La palabra candidato viene del latín “candidatus”, y es la persona que pretende alguna dignidad, honor o cargo; y que, en el caso del Imperio Romano, era propuesta sin que lo solicitara. Su raíz lingüística es “Candidus” que, aunque usted no lo crea, quiere decir blanco, de color de nieve o leche, sencillo, sin ninguna malicia o doblez. Las dos palabras se unían en la figura del que aspiraba al cargo, porque en la Roma antigua el candidato se vestía de blanco, y el prestigio atrayente de su imagen era la albura, la distancia que ponía su vestimenta celeste de la ambición y el engaño, la candidez incontenible con la que sus virtudes atraían el voto de los demás y la admiración de todos. Ser candidato era como flotar sostenido del atributo propio, en la proclama más inocente que existía del narcisismo virginal. Era como si la candidatura llegara de fuera, y deslumbrada por el esplendor de sus valores se posara en el brillo personal del elegido.
Todos sabemos que no es así, y hoy como ayer en Roma, la conveniencia sin ningún miramiento ético deja fuera toda posibilidad de juzgar de acuerdo con una escala de valores, porque los candidatos de ahora son fieras vitrificadas, dando vueltas en una refracción verbal completamente alejada de su antigua autenticidad, que ha desaparecido como un hermoso y falso sueño. El único espacio en el que sobrevive esa candidez primitiva que lleva en su seno la palabra candidato, es en las diversas lecturas que se pueden hacer de las fotografías que inundan la ciudad de Santo Domingo. Un candidato retratado, a pesar de la elipsis del lenguaje articulado, es una propuesta que se arma de un clima físico para impactar en el observador.
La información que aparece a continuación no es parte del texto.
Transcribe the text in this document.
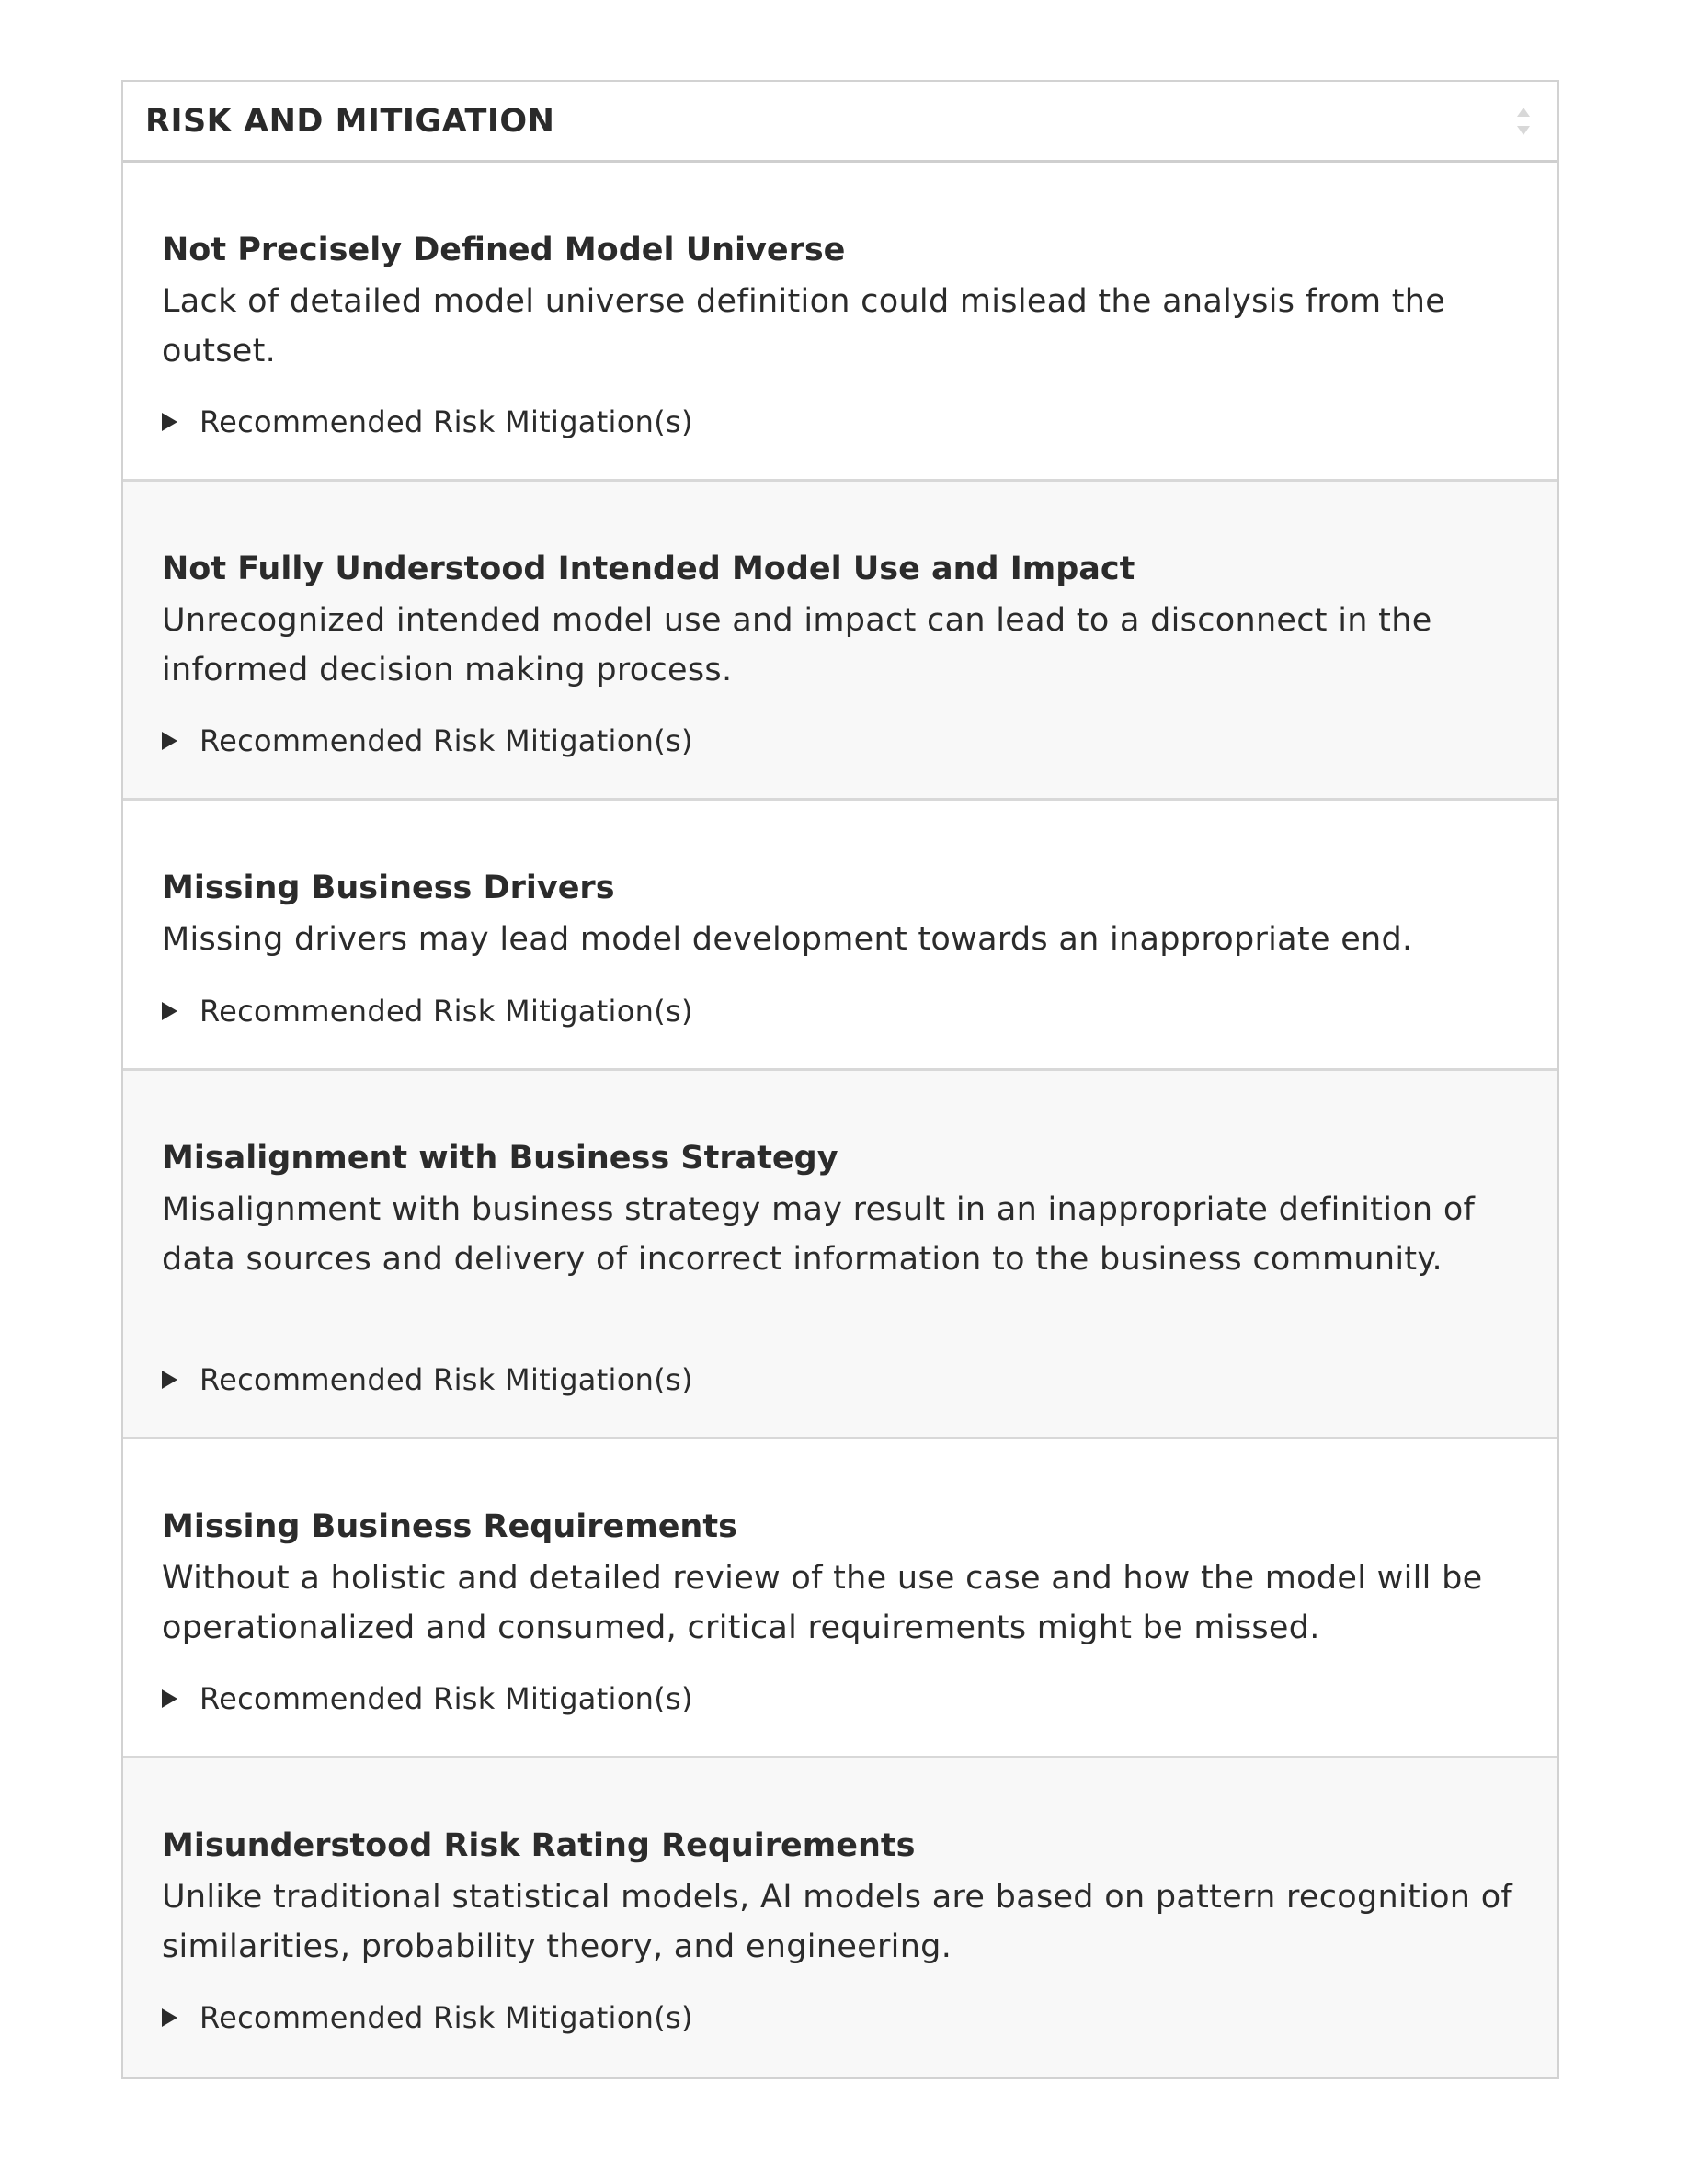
RISK AND MITIGATION
Not Precisely Defined Model Universe
Lack of detailed model universe definition could mislead the analysis from the outset.
Recommended Risk Mitigation(s)
Not Fully Understood Intended Model Use and Impact
Unrecognized intended model use and impact can lead to a disconnect in the informed decision making process.
Recommended Risk Mitigation(s)
Missing Business Drivers
Missing drivers may lead model development towards an inappropriate end.
Recommended Risk Mitigation(s)
Misalignment with Business Strategy
Misalignment with business strategy may result in an inappropriate definition of data sources and delivery of incorrect information to the business community.
Recommended Risk Mitigation(s)
Missing Business Requirements
Without a holistic and detailed review of the use case and how the model will be operationalized and consumed, critical requirements might be missed.
Recommended Risk Mitigation(s)
Misunderstood Risk Rating Requirements
Unlike traditional statistical models, AI models are based on pattern recognition of similarities, probability theory, and engineering.
Recommended Risk Mitigation(s)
Descansa en una pose, en una ensoñación, en un estremecimiento que su efigie quiere dar a leer. No hay nada más mentiroso que la fotografía de un candidato. Los signos de ese rostro dejan filtrar la seguridad que irradia, respetabilidad que fluye de una mirada lejana y próxima, que envuelve la aguda certeza de una reflexión y una acción ( en la foto Danilo Medina eleva una mirada hacia el cielo, la luz sobrenatural que lo aspira se desrisca por un horizonte que el hombre común no puede alcanzar. Es lo más próximo a un falso Dios).
Esa foto de Danilo Medina repetida en toda la ciudad hasta el cansancio es una agresión. Y no únicamente porque es manifestación concreta del abuso de poder que significa usar los fondos públicos sin ningún miramiento, o porque sea una desigualdad manifiesta de la más desequilibrada elecciones dominicanas después de la muerte de Trujillo; sino porque ya no nos dejan espacio ni para respirar. Aunque Danilo Medina se crea un arcángel de la montaña, humano y propietario del don divino, yo tengo el derecho ciudadano de hastiarme de la manipulación descarada que ejerce contra el país. Y lo hago aquí como ciudadano y como candidato. Las apelaciones simbólicas de la ciudad se han llenado con caras de candidatos que están un poco más acá de la caricatura, pero un poco más allá de la intimidación que usurpa el espacio ciudadano al que todos tenemos derecho, sin que nos aniquilen las clarificadas, magnificadas imágenes de nuestros “Cándidos” candidatos.
En términos de espectáculo, lo que ocurre en las elecciones dominicanas únicamente es posible en un país que sea apenas un simulacro de Nación. Un partido insaciable, un candidato presidente que maneja todo el tinglado de la manipulación social, un presupuesto saqueado para sustentar una candidatura, todos los ministros con sus presupuestos públicos dirigiendo la campaña, veintiocho mil militantes del PLD financiados a través de la nómina pública, “asesores internacionales” que son a su vez proveedores del Estado, monopolio mediático que asfixia la libre expresión, uso de los mecanismos coercitivos: DNI, DGII, etc. Y encima de eso, el rostro hegemónico de Danilo Medina como una agresión al espacio ciudadano, como una desmesura del poder demencial que se posee, como una prepotencia divina. No nos dejan espacio ni para respirar, y nos agreden robándonos hasta la clorofila. Yo, el candidato, pido permiso al poder para mirar la caída del sol en la tarde, sin que me agreda la media sonrisa falsa de un Dios.